It's not only the square footage - it's also the use (or rather, ABuse) of
space. I prefer this house (a rental, ca. the 1960's) in a lot of ways;
there is storage everywhere, and the rooms seem plenty large enough - I
think the foundation is 2500 sq ft.
The agent was pushing for us to take this 4000-something sq ft monstosity
(ironically, many of the older homes are more expensive, as they're not out
in the boondocks and also they're on *lots*, rather than postage stamps).
The MBR closet in this thing was 2 stories high (I'm not kidding!) and the
footprint was about 16'X20', perhaps larger because the shape was weird.
All our clothes fit into 2 normal-sized closets and a couple drawers. What
the heck am I supposed to do with a closet that's almost as large as the
house in which I'd spent my childhood? It's sick.
IMO it's a greater challenge to build a place that is small but of high
quality. That is what I'd like - a place the suits my needs (I don't have
3 pool tables so a humongous "game room" is no use), has nicely-sized
rooms, is as "green" as possible, and is of high-quality materials. Bigger
is never automatically better - it's merely bigger.
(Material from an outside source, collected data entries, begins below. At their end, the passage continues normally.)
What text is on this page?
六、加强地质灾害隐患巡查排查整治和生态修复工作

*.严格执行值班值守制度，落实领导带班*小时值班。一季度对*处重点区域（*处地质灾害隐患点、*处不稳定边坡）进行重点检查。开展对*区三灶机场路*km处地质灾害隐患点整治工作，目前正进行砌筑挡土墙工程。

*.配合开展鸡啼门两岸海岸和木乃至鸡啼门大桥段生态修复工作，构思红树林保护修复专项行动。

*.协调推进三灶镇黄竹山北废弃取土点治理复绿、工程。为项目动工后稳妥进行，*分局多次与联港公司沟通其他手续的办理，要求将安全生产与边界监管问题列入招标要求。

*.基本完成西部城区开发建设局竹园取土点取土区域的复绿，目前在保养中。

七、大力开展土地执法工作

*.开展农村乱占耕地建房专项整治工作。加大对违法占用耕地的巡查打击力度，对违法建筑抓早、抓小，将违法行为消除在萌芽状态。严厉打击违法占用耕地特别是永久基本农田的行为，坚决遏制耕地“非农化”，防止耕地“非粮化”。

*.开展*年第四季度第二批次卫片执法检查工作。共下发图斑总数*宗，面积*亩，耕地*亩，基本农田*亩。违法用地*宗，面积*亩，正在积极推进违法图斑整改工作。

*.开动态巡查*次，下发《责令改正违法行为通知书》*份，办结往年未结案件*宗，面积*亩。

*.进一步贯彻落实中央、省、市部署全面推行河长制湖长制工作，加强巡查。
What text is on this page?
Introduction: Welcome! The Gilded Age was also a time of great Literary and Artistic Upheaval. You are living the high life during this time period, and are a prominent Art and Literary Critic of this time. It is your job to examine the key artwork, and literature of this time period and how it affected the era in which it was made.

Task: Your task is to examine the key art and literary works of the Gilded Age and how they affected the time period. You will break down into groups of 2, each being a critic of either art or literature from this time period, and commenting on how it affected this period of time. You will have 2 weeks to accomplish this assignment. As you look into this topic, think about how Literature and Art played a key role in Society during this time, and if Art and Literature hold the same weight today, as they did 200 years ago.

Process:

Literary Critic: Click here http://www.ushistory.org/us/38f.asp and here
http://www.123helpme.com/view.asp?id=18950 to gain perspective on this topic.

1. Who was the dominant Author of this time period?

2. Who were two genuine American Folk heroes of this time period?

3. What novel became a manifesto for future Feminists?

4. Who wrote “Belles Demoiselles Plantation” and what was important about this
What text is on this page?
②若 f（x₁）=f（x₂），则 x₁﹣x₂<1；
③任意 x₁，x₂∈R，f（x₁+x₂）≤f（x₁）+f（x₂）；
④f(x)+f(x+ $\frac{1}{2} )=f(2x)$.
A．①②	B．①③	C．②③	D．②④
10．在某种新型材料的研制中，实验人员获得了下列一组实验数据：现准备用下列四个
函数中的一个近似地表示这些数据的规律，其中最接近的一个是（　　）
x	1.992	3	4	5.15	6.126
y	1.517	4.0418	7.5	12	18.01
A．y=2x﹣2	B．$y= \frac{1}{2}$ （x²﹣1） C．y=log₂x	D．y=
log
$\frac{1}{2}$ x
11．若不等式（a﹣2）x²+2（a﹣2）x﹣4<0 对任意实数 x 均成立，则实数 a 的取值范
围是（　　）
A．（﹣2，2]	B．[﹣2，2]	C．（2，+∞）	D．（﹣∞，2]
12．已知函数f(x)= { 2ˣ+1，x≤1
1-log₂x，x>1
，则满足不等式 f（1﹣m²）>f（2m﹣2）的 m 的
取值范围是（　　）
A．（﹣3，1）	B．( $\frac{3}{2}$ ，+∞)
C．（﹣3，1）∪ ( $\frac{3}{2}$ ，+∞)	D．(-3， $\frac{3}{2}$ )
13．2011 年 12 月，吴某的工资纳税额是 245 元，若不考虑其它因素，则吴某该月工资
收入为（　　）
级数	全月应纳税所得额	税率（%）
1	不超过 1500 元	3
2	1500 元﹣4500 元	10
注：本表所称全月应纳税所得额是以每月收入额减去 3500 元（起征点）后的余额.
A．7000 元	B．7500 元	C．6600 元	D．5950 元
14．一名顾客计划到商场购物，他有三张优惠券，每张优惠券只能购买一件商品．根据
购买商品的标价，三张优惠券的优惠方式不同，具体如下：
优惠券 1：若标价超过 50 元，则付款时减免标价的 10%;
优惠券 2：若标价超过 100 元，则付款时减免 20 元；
I tend to like single-story, because I prefer a place that sits closer to
the land - although I'd like an elevated foundation to reduce the chance of
flooding. I'd like a foundation that funnels water away from the interior.
If I lived in a semi-arid or desert area (an idea that I'm admittedly a bit
obsessed with), I'd want a large underground cistern and a structure that
collects rainwater and channels it there for storage - that's at least be
good for watering the vegetables and garden (tho' I'm also a fan of
xeriscaping). I'd like the materials to be suited to the climate - I
especially like a particular sort of white stone that's used locally in the
Houston area, it might be granite but I don't know, have to find out. I
crave light so I'd like a lot of wondows, but low-e of course and poss.
triple - glazed. In a hurricane prone area, I'd want those hurricane-
I've considered dome houses, also I've considered a more Pueblo/SouthWest
type (in terms of simplicity and massing the components so as to create
shade and cooler areas). Overall, I prefer natural materials, even
primitive/ancient materials and methods/ideas, but nicely contrasted with
modern - i.e. glass and metal.
Size? The main thing I personally need size for is my hobbies. I have too
dang many, since I'm sort of retired. Ideally, I'd like a highly-
ventilatedwoodworking room with a "messy" area (for spray painting and
other fume-creating thingssuch as wood finishing), plus a separate room
where I could set up separate tables for stained glass work and general
hobby stuff, and a well-lit room with lots of shelving for drawing and
painting. And a computer room of course, that would also fit my MIDI piano
(it's a full-sized keyboard).
Two baths, a good-sized kitchen (so there is enough storage space without
having to cram and shove and pile and stack things), a laundry room that
doea NOT require one to bring the dirty laundry through the kitchen!, and
some sort of den/living room, where the TV and the stereo would be. I
don't care about a dining room because we use TV tables and watch CSI or
the like during supper. But to resell a place, I guess it needs a dining
But I don't give a crap about trying to impress this or that beanbrain; I
don't give a crap about whether the neighbors "envy" me, and I don't want
that because envy=hate=problems and theft. I occasionally have people
over, but I don't "entertain" as such - more like, "OK, the burgers and
chili are on the grill, the beer is in the beer fridge, and the fixin's are
in the kitchen, go help yourself whenever you like - there's the pool,
there are the hammocks, relax and enjoy".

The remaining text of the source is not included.